All I can say is...thank you! That sacrifice is something I take for granted. I have an amazing tool to read everyday. Those pages should be more threadbare and worn than they are. I love the Bible. I've never thought afterwards, "I wish I hadn't read that..."

Here's a sample.

2 Samuel 22:31 (New International Version, ©2011)

31 “As for God, his way is perfect:
The LORD’s word is flawless;
he shields all who take refuge in him.

READ IT.
You may read it and weep, but that softened heart will feel much better than a hard heart.



I am pretending I am a reader. I joined a book club and everything. I own books, but then, I wind up watching t.v.

I used to be a reader. As a child, I had my nose in a book all the time. I loved reading. I loved going to the card catalog and finding a book on my favorite topics. In middle school, I focused on realistic fiction on the topics of divorce and eating disorders, then in my early high school years, I switched to Stephen King novels. I would read during the day, on the bus, during school, before bed, or whenever.
editor's note: please no psychological evaluations on author's reading selections

At the age of 15, I fulfilled my dream, like my aunt before me, of becoming a high school cheerleader. I also started adding more and more afterschool activities to my schedule. My life became smashed full of appointments. And the books were left on the shelf gathering dust.

I've tried many times since to pick back up reading, but it hasn't been natural. I have to commit to it. I miss being in the Book It program like in elementary school. For every book I read, I earned a star that got me closer to a personal-size pepperoni pan pizza! Oh dear, I just realized that food is my best motivator!

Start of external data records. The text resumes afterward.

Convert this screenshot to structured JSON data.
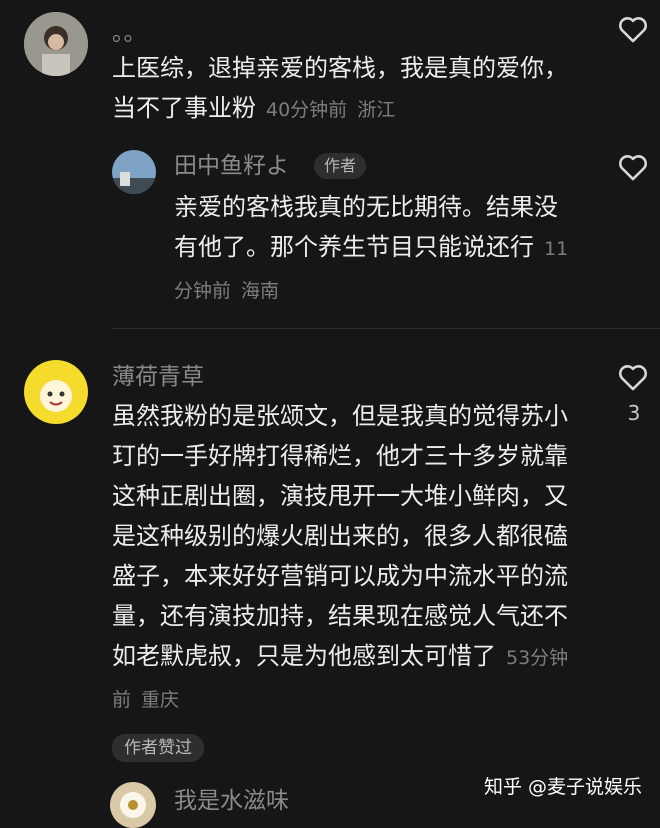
{
  "comments": [
    {
      "user": "。。",
      "text": "上医综，退掉亲爱的客栈，我是真的爱你，当不了事业粉",
      "time": "40分钟前",
      "location": "浙江",
      "reply": {
        "user": "田中鱼籽よ",
        "badge": "作者",
        "text": "亲爱的客栈我真的无比期待。结果没有他了。那个养生节目只能说还行",
        "time": "11分钟前",
        "location": "海南"
      }
    },
    {
      "user": "薄荷青草",
      "text": "虽然我粉的是张颂文，但是我真的觉得苏小玎的一手好牌打得稀烂，他才三十多岁就靠这种正剧出圈，演技甩开一大堆小鲜肉，又是这种级别的爆火剧出来的，很多人都很磕盛子，本来好好营销可以成为中流水平的流量，还有演技加持，结果现在感觉人气还不如老默虎叔，只是为他感到太可惜了",
      "time": "53分钟前",
      "location": "重庆",
      "like_count": "3",
      "author_liked": "作者赞过"
    },
    {
      "user": "我是水滋味"
    }
  ],
  "watermark": "知乎 @麦子说娱乐",
  "colors": {
    "background": "#161616",
    "text": "#ededed",
    "muted": "#7d7d7d"
  }
}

My bookclub is meeting on Thursday, and so far, I have zero pages read. I had this brilliant idea last night to go to the gym and be one of those people that reads during a workout. I wound up assembling my new mini-trampoline and bouncing for 30 minutes while I finished a mindless movie from 10 years ago.

Maybe I need to reinvent Book It. For every book I read, I can earn a star, and after five stars, I can order a pepperoni pizza. Sounds like a plan! Not a Weight Watchers plan, but a plan, nonetheless.